This guide covers the Common Travel Area, GBP/EUR transfer planning, Irish property buying, bank account setup and UK pension considerations for UK nationals moving to Ireland. For the current rate outlook, see the GBP/EUR forecast 2026 and use the live GBP to EUR converter. For other relocation guides see moving to Malta from the UK and moving to France from the UK.

Dublin city skyline — UK nationals moving to Ireland and managing GBP to EUR transfers

Why UK Nationals Move to Ireland (and Where They Settle)

Ireland is one of the most accessible destinations for UK movers — no visa requirement, no language barrier, EU membership, eurozone membership, and one of the highest concentrations of multinational tech, pharma and finance employers in Europe.
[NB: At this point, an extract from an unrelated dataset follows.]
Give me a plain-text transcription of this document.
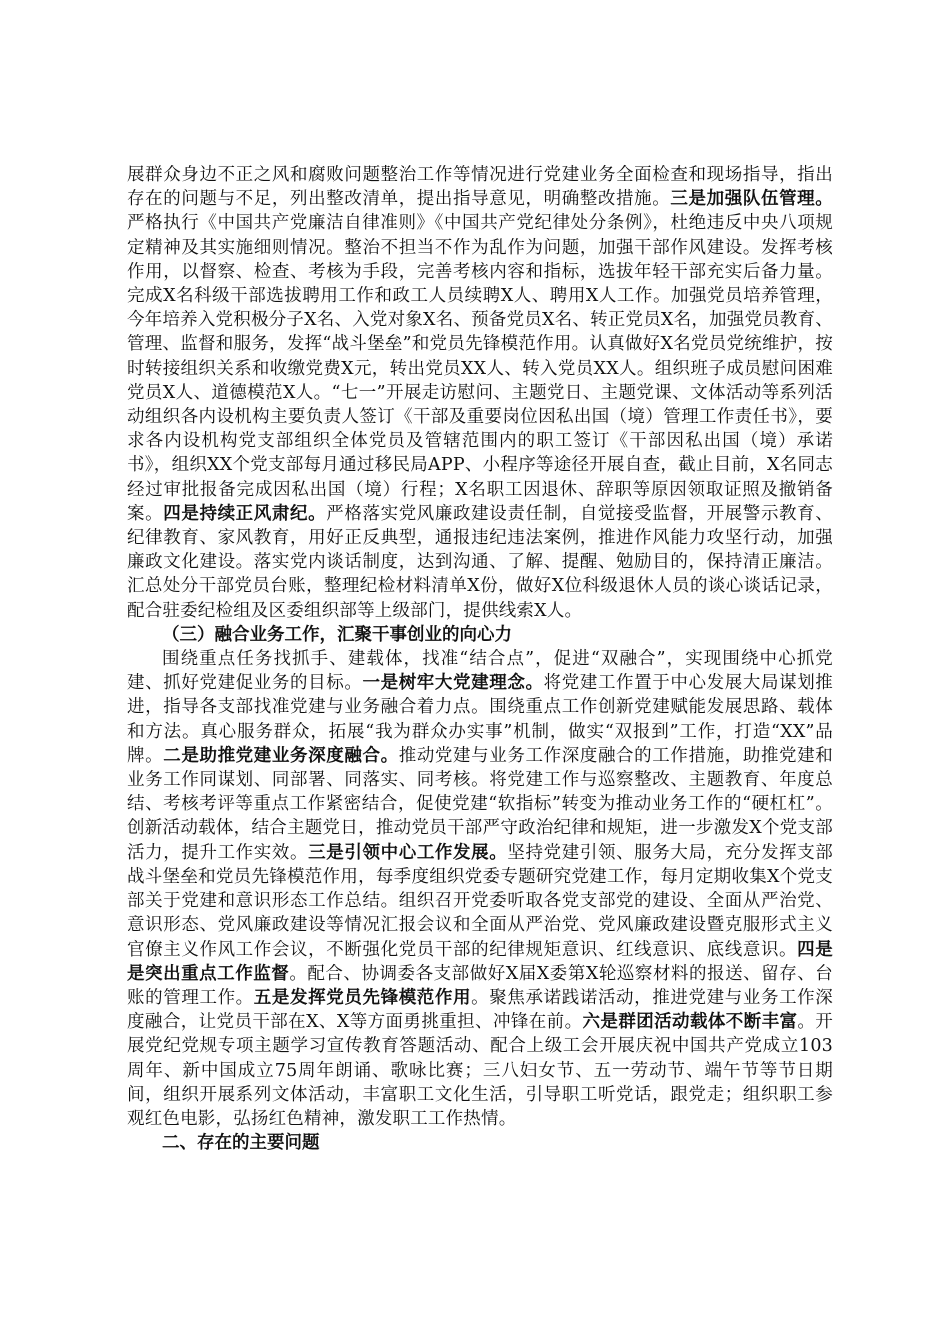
展群众身边不正之风和腐败问题整治工作等情况进行党建业务全面检查和现场指导，指出存在的问题与不足，列出整改清单，提出指导意见，明确整改措施。三是加强队伍管理。严格执行《中国共产党廉洁自律准则》《中国共产党纪律处分条例》，杜绝违反中央八项规定精神及其实施细则情况。整治不担当不作为乱作为问题，加强干部作风建设。发挥考核作用，以督察、检查、考核为手段，完善考核内容和指标，选拔年轻干部充实后备力量。完成X名科级干部选拔聘用工作和政工人员续聘X人、聘用X人工作。加强党员培养管理，今年培养入党积极分子X名、入党对象X名、预备党员X名、转正党员X名，加强党员教育、管理、监督和服务，发挥“战斗堡垒”和党员先锋模范作用。认真做好X名党员党统维护，按时转接组织关系和收缴党费X元，转出党员XX人、转入党员XX人。组织班子成员慰问困难党员X人、道德模范X人。“七一”开展走访慰问、主题党日、主题党课、文体活动等系列活动组织各内设机构主要负责人签订《干部及重要岗位因私出国（境）管理工作责任书》，要求各内设机构党支部组织全体党员及管辖范围内的职工签订《干部因私出国（境）承诺书》，组织XX个党支部每月通过移民局APP、小程序等途径开展自查，截止目前，X名同志经过审批报备完成因私出国（境）行程；X名职工因退休、辞职等原因领取证照及撤销备案。四是持续正风肃纪。严格落实党风廉政建设责任制，自觉接受监督，开展警示教育、纪律教育、家风教育，用好正反典型，通报违纪违法案例，推进作风能力攻坚行动，加强廉政文化建设。落实党内谈话制度，达到沟通、了解、提醒、勉励目的，保持清正廉洁。汇总处分干部党员台账，整理纪检材料清单X份，做好X位科级退休人员的谈心谈话记录，配合驻委纪检组及区委组织部等上级部门，提供线索X人。

（三）融合业务工作，汇聚干事创业的向心力

围绕重点任务找抓手、建载体，找准“结合点”，促进“双融合”，实现围绕中心抓党建、抓好党建促业务的目标。一是树牢大党建理念。将党建工作置于中心发展大局谋划推进，指导各支部找准党建与业务融合着力点。围绕重点工作创新党建赋能发展思路、载体和方法。真心服务群众，拓展“我为群众办实事”机制，做实“双报到”工作，打造“XX”品牌。二是助推党建业务深度融合。推动党建与业务工作深度融合的工作措施，助推党建和业务工作同谋划、同部署、同落实、同考核。将党建工作与巡察整改、主题教育、年度总结、考核考评等重点工作紧密结合，促使党建“软指标”转变为推动业务工作的“硬杠杠”。创新活动载体，结合主题党日，推动党员干部严守政治纪律和规矩，进一步激发X个党支部活力，提升工作实效。三是引领中心工作发展。坚持党建引领、服务大局，充分发挥支部战斗堡垒和党员先锋模范作用，每季度组织党委专题研究党建工作，每月定期收集X个党支部关于党建和意识形态工作总结。组织召开党委听取各党支部党的建设、全面从严治党、意识形态、党风廉政建设等情况汇报会议和全面从严治党、党风廉政建设暨克服形式主义官僚主义作风工作会议，不断强化党员干部的纪律规矩意识、红线意识、底线意识。四是是突出重点工作监督。配合、协调委各支部做好X届X委第X轮巡察材料的报送、留存、台账的管理工作。五是发挥党员先锋模范作用。聚焦承诺践诺活动，推进党建与业务工作深度融合，让党员干部在X、X等方面勇挑重担、冲锋在前。六是群团活动载体不断丰富。开展党纪党规专项主题学习宣传教育答题活动、配合上级工会开展庆祝中国共产党成立103周年、新中国成立75周年朗诵、歌咏比赛；三八妇女节、五一劳动节、端午节等节日期间，组织开展系列文体活动，丰富职工文化生活，引导职工听党话，跟党走；组织职工参观红色电影，弘扬红色精神，激发职工工作热情。

二、存在的主要问题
Dublin in particular has become the European headquarters of choice for major US technology firms including Google, Meta, Microsoft, LinkedIn, Stripe and Workday, alongside a deep financial services base in the IFSC. The combined effect is sustained UK migration in both directions, with strong family and professional ties between the two islands.

UK movers concentrate in five main cities. Dublin (the largest market, anchoring tech, finance and professional services) is the dominant draw. Cork is the second city, with growing pharma and tech presence. Galway is the western university city with lifestyle appeal. Limerick is the mid-west economic centre. Waterford is the smaller historic south-east option. Beyond the cities, UK movers also settle in commuter belt towns around Dublin (Wicklow, Kildare, Meath) and in coastal communities along the south and west.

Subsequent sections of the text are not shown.